Amazing isn't it that things like this can happen in our "civilized" world.

I greatly admire Aung San Suu Kyi and the people of Burma who support her and democracy even with the knowledge that their support will likely lead to personal hardship if not death.

Lydia said...

I treasure her quote about revolution. Thanks for a great post.

Anonymous said...

When the fearful and insecure grasp for power, only cruelty, pettiness and criminality can result.
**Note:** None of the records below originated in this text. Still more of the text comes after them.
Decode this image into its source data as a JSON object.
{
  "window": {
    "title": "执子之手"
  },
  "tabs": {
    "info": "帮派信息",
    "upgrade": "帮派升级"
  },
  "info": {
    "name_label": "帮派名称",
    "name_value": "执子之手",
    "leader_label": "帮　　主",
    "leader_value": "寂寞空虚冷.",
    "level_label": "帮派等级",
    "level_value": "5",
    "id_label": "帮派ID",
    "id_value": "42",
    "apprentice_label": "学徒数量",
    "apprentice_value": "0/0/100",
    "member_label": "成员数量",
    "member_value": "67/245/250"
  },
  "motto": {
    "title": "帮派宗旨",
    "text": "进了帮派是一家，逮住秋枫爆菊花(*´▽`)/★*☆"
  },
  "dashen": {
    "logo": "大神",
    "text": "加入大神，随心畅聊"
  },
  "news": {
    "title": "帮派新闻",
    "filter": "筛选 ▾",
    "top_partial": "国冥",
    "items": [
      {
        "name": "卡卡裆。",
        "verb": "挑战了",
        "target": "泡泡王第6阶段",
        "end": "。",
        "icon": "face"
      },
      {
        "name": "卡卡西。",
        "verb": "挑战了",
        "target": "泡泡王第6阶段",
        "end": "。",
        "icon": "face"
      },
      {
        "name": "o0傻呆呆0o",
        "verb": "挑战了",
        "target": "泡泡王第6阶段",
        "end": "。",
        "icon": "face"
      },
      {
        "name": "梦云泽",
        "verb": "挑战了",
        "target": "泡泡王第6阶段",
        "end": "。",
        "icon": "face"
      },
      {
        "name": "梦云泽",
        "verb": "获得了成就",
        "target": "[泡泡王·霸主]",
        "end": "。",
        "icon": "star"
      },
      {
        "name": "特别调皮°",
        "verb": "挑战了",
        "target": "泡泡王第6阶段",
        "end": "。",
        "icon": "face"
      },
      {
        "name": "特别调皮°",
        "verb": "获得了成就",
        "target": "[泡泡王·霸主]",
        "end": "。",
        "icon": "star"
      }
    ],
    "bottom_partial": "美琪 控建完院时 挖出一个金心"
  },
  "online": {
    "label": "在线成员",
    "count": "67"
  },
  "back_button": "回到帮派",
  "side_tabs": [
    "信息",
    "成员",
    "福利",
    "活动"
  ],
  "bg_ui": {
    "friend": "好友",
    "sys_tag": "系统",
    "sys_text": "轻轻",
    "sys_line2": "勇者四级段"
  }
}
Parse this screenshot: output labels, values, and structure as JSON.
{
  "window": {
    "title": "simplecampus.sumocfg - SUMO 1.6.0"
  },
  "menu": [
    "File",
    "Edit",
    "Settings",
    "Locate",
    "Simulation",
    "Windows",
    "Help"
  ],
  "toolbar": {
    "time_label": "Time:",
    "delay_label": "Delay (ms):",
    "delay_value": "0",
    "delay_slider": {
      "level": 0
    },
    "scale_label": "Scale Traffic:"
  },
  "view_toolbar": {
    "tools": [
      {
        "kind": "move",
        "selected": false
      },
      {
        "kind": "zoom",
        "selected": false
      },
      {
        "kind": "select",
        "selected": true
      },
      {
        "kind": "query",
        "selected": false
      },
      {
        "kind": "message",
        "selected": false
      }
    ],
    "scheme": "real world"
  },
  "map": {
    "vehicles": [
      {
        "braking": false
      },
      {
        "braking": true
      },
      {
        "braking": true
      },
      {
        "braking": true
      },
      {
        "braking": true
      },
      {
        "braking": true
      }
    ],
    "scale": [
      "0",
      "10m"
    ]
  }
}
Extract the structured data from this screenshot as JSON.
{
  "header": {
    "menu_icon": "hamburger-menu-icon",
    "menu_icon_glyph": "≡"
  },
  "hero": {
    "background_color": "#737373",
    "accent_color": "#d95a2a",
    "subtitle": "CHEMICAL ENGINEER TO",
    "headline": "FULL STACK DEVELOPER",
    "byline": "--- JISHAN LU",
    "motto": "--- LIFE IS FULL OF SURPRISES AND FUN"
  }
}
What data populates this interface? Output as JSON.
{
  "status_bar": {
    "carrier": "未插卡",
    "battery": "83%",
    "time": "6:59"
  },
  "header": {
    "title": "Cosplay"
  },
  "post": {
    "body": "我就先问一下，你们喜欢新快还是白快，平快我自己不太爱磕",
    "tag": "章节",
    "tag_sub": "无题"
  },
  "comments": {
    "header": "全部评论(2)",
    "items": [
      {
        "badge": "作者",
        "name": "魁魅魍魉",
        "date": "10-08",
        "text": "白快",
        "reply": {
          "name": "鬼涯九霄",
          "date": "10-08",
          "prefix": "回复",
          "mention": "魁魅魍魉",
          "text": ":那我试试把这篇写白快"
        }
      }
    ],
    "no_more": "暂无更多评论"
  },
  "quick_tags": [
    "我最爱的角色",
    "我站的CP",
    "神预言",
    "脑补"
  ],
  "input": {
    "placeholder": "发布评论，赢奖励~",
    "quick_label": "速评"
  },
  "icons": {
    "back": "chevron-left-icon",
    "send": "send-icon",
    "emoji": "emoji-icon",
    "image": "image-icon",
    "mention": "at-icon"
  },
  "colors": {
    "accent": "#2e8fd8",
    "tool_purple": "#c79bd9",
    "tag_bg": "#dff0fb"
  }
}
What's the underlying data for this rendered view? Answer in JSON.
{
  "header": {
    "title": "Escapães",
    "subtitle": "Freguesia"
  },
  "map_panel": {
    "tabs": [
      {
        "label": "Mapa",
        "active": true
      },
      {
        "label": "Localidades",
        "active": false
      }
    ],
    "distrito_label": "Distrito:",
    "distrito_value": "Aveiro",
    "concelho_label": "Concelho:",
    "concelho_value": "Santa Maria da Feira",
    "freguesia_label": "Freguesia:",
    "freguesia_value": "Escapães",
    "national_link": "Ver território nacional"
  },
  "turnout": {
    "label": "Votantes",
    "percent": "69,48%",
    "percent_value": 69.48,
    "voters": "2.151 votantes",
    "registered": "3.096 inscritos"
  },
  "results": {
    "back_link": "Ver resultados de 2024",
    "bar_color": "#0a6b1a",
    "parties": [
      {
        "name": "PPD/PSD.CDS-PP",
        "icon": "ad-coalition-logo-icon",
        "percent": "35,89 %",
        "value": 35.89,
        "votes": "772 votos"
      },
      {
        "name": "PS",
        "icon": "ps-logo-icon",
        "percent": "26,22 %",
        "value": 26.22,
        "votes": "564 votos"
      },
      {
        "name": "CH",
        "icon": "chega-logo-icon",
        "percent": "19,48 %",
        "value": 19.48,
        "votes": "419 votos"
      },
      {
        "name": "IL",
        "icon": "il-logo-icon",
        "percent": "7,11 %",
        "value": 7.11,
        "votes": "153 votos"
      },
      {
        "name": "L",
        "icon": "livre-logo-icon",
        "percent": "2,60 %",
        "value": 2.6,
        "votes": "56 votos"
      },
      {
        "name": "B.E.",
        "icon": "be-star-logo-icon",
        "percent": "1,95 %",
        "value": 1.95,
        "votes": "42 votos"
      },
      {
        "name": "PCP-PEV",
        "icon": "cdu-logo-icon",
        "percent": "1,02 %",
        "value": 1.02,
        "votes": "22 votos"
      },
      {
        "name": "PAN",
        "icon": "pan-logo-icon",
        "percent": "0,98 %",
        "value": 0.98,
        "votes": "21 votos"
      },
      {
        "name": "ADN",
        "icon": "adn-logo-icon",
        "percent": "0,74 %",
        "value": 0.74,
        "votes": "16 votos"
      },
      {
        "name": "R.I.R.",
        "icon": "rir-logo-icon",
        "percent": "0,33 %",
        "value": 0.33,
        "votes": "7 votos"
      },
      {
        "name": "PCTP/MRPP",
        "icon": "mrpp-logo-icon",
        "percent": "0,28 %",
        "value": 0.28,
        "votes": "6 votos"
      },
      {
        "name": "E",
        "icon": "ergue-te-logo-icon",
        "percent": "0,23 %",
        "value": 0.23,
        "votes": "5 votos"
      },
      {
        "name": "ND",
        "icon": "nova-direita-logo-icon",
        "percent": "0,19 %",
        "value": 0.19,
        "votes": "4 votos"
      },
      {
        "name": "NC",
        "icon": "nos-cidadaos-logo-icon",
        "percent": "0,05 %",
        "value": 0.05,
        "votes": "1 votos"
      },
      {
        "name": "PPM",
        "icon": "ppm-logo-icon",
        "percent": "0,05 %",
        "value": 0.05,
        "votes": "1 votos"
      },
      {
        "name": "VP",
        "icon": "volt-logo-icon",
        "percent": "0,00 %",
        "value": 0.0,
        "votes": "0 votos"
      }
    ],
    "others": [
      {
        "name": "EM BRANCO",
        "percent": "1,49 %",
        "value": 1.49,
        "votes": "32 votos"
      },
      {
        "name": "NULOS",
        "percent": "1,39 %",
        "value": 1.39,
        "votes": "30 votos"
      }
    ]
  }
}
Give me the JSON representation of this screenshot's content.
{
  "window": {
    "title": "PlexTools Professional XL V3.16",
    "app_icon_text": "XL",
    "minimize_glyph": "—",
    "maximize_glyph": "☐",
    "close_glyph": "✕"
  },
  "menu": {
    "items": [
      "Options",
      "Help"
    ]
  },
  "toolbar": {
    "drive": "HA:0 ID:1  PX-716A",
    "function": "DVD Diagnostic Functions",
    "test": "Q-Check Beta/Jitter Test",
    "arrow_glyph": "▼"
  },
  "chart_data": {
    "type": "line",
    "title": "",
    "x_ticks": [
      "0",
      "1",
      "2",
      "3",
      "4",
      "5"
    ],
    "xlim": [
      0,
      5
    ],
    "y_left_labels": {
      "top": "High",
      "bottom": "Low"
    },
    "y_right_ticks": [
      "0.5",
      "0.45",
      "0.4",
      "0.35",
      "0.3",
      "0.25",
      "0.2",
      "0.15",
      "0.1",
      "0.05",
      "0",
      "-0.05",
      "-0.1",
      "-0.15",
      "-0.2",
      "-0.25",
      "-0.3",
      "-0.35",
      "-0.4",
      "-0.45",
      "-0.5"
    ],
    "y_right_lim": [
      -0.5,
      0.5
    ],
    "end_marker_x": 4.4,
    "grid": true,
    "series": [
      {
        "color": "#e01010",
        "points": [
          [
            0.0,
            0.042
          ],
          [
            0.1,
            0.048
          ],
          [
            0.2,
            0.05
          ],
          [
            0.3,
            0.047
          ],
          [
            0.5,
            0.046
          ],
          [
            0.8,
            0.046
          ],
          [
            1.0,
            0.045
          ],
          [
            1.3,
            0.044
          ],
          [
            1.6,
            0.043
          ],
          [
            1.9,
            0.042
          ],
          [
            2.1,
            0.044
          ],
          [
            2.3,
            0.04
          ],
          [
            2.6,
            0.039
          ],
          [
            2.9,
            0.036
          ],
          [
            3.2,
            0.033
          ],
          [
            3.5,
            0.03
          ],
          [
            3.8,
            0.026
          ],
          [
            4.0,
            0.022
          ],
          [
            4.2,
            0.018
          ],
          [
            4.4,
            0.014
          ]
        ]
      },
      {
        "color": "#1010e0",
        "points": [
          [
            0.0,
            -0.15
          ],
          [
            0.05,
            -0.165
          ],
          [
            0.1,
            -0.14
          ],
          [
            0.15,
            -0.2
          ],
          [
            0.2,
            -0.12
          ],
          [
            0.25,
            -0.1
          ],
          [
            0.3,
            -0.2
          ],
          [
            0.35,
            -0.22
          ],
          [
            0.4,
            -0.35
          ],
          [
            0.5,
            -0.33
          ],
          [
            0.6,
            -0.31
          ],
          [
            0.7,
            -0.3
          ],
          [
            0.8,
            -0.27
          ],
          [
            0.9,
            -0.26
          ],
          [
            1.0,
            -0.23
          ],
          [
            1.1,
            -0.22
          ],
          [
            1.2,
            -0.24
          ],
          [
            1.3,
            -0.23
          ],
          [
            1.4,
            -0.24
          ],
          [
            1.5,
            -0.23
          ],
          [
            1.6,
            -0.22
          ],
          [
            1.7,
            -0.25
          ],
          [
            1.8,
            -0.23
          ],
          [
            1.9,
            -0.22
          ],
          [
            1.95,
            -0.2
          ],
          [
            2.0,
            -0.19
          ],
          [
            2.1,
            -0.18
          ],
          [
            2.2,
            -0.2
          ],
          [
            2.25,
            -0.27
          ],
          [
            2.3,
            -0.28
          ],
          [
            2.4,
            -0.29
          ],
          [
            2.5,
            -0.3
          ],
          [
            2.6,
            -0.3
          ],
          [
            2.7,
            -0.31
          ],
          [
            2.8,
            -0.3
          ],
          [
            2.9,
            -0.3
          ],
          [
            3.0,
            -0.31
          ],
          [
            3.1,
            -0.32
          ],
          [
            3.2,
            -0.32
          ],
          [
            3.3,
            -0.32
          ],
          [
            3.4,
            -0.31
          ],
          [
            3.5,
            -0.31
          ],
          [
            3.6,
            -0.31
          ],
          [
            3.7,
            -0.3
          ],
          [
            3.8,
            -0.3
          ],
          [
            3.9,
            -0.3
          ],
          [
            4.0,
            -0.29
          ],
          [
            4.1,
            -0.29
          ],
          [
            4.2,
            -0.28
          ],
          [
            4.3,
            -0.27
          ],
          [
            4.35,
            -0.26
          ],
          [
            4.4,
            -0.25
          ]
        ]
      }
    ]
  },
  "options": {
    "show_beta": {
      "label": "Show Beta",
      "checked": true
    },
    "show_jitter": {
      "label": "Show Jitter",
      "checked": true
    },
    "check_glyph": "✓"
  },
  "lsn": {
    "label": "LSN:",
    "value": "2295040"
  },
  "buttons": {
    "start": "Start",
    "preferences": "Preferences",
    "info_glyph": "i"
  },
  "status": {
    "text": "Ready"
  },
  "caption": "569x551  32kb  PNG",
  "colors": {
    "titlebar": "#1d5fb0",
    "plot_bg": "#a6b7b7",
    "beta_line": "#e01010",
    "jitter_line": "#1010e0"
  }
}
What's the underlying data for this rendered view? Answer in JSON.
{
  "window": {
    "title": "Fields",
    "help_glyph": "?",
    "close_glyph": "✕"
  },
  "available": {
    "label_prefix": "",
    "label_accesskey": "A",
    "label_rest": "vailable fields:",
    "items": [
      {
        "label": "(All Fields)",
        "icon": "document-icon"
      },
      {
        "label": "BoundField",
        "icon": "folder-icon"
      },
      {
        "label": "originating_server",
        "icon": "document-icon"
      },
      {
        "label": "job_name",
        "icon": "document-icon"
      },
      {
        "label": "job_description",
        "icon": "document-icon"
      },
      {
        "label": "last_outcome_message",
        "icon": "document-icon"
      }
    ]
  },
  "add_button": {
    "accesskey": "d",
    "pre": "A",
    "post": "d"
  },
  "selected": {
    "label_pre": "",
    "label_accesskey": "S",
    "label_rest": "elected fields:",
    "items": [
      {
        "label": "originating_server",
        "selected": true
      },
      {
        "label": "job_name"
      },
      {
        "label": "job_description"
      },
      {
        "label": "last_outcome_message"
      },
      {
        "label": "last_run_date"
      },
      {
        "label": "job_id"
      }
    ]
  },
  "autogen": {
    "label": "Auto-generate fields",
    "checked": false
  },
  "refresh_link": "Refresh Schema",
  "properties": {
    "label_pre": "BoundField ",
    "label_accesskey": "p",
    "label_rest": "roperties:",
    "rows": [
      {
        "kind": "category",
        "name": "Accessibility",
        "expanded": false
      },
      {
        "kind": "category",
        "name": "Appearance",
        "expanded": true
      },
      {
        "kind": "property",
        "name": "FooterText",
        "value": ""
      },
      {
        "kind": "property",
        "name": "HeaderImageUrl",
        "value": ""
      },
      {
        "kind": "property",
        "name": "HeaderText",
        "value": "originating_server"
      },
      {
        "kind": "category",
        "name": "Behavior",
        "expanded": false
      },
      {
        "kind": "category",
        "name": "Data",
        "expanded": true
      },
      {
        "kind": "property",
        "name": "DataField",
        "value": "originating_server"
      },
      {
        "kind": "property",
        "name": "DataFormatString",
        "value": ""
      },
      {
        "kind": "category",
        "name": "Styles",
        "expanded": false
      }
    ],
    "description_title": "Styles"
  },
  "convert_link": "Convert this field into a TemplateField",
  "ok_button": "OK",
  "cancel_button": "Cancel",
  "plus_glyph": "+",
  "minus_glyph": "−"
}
I hope that she is able to prevail.

Deborah Godin said...

Thanks for the links; there's another petition available through http://www.avaaz.org. My first awareness of this came through the 1995 John Boorman film, Beyond Rangoon. I'm not usually that big on "based on a true story" movies, but this one is, I think, superior.

TheRiverWanders said...

Another great post; the serious informativeness was well-balanced by the sarcastic cynicism.

RB said...

Congrats on breaking the rules and being informative. I think every once in a while, it's ok to step out the box--but only for a really good cause like this one.

Kim said...

It's scary what is going on over there. I just heard about the situation on NPR on Thursday or Friday. That guy who swam to her house must feel sheepish right about now.

Anonymous said...

I think, just on the merit of the subject alone, being overly serious or informative is unavoidable. Something definitely has to be done about this bloodthirsty military junta.

The Quirky Post said...

"I’ve already quite badly violated Yoga for Cynics' most sacred rules against being in any way informative, or overly serious, and have even come close to appearing almost but not quite poised to make some kind of a call for action"

Hehe, brilliant.

Loved the post by the way, but the light touch at the end made it, well, brilliant. :)

Bird said...

Her level of commitment, of courage is mind blowing. They are so scared of her because they can feel the power and depth to her resistance, that essentially whatever they do to this brave woman will only make her cause stronger.

Interesting that such horrifying abuses at the heart of this (and other) regimes never stirred the US and UK governments to action once. I guess there is no oil in Burma.